11.28.2017

R.I.P., Jon Hendricks

A giant passes, at 96. That happened on the 22nd, but it's a sign of the onslaught of other news that I only happened to hear today.

Some obits, from Guardian and NPR.

I hadn't known about his World War II experience, described by the Washington Post. It certainly is of a piece with how black soldiers were treated—
Drafted into the Army... Mr. Hendricks served in France after the Normandy invasion. But his most harrowing wartime experiences came from mistreatment by white soldiers in his own army, he recalled more than six decades later to Lee Ellen Martin, a University of Toledo graduate student writing a thesis on the singer. Mr. Hendricks said U.S. military police officers fired at him and other black soldiers they suspected of consorting with French women.

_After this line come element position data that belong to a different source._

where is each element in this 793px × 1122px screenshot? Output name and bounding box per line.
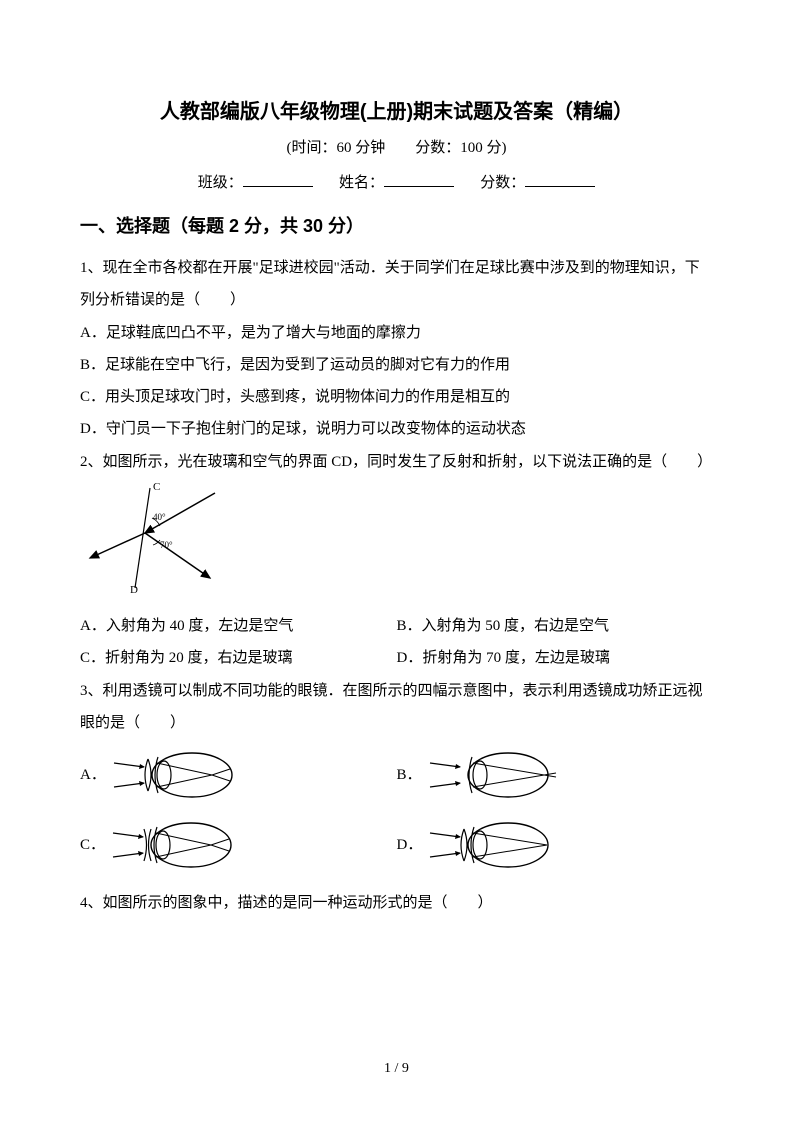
eye-diagram-a xyxy=(112,749,242,801)
eye-diagram-c xyxy=(111,819,241,871)
score-label: 分数： xyxy=(480,175,525,191)
name-label: 姓名： xyxy=(339,175,384,191)
q1-opt-d: D．守门员一下子抱住射门的足球，说明力可以改变物体的运动状态 xyxy=(80,413,713,445)
q3-opt-b-label: B． xyxy=(397,759,422,791)
q2-label-c: C xyxy=(153,481,160,493)
name-blank xyxy=(384,172,454,187)
q2-opt-b: B．入射角为 50 度，右边是空气 xyxy=(397,610,610,642)
q3-stem: 3、利用透镜可以制成不同功能的眼镜．在图所示的四幅示意图中，表示利用透镜成功矫正… xyxy=(80,675,713,740)
q2-opt-d: D．折射角为 70 度，左边是玻璃 xyxy=(397,642,610,674)
exam-page: 人教部编版八年级物理(上册)期末试题及答案（精编） (时间：60 分钟 分数：1… xyxy=(0,0,793,1122)
q2-opt-c: C．折射角为 20 度，右边是玻璃 xyxy=(80,642,293,674)
q2-angle-40: 40° xyxy=(153,512,166,522)
q1-opt-a: A．足球鞋底凹凸不平，是为了增大与地面的摩擦力 xyxy=(80,317,713,349)
section-1-heading: 一、选择题（每题 2 分，共 30 分） xyxy=(80,212,713,238)
q2-label-d: D xyxy=(130,584,138,596)
q2-angle-70: 70° xyxy=(160,540,173,550)
score-blank xyxy=(525,172,595,187)
q1-opt-b: B．足球能在空中飞行，是因为受到了运动员的脚对它有力的作用 xyxy=(80,349,713,381)
page-title: 人教部编版八年级物理(上册)期末试题及答案（精编） xyxy=(80,95,713,124)
q3-options: A． xyxy=(80,745,713,875)
page-number: 1 / 9 xyxy=(0,1061,793,1077)
q3-opt-d-label: D． xyxy=(397,829,423,861)
class-blank xyxy=(243,172,313,187)
exam-body: 1、现在全市各校都在开展"足球进校园"活动．关于同学们在足球比赛中涉及到的物理知… xyxy=(80,252,713,919)
class-label: 班级： xyxy=(198,175,243,191)
q1-opt-c: C．用头顶足球攻门时，头感到疼，说明物体间力的作用是相互的 xyxy=(80,381,713,413)
q1-stem: 1、现在全市各校都在开展"足球进校园"活动．关于同学们在足球比赛中涉及到的物理知… xyxy=(80,252,713,317)
q3-opt-c-label: C． xyxy=(80,829,105,861)
page-subtitle: (时间：60 分钟 分数：100 分) xyxy=(80,136,713,157)
q2-stem: 2、如图所示，光在玻璃和空气的界面 CD，同时发生了反射和折射，以下说法正确的是… xyxy=(80,446,713,478)
eye-diagram-d xyxy=(428,819,558,871)
q2-options: A．入射角为 40 度，左边是空气 B．入射角为 50 度，右边是空气 C．折射… xyxy=(80,610,713,675)
q3-opt-a-label: A． xyxy=(80,759,106,791)
eye-diagram-b xyxy=(428,749,558,801)
q2-light-diagram: C D 40° 70° xyxy=(80,478,230,610)
q2-opt-a: A．入射角为 40 度，左边是空气 xyxy=(80,610,293,642)
q4-stem: 4、如图所示的图象中，描述的是同一种运动形式的是（ ） xyxy=(80,887,713,919)
student-info-row: 班级： 姓名： 分数： xyxy=(80,171,713,192)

Out of fear, the black soldiers fled their unit. As a battalion clerk with access to military papers, Mr. Hendricks said he requisitioned a car and two trucks, loaded with gasoline, food and other supplies. He and the other African American soldiers sold the goods on the black market for several months before they were arrested and charged with "desertion in the face of the enemy."

"What enemy?" Mr. Hendricks said he responded. "You mean the white military police firing on us?"
He spent nearly a year in custody, before being returned to the front.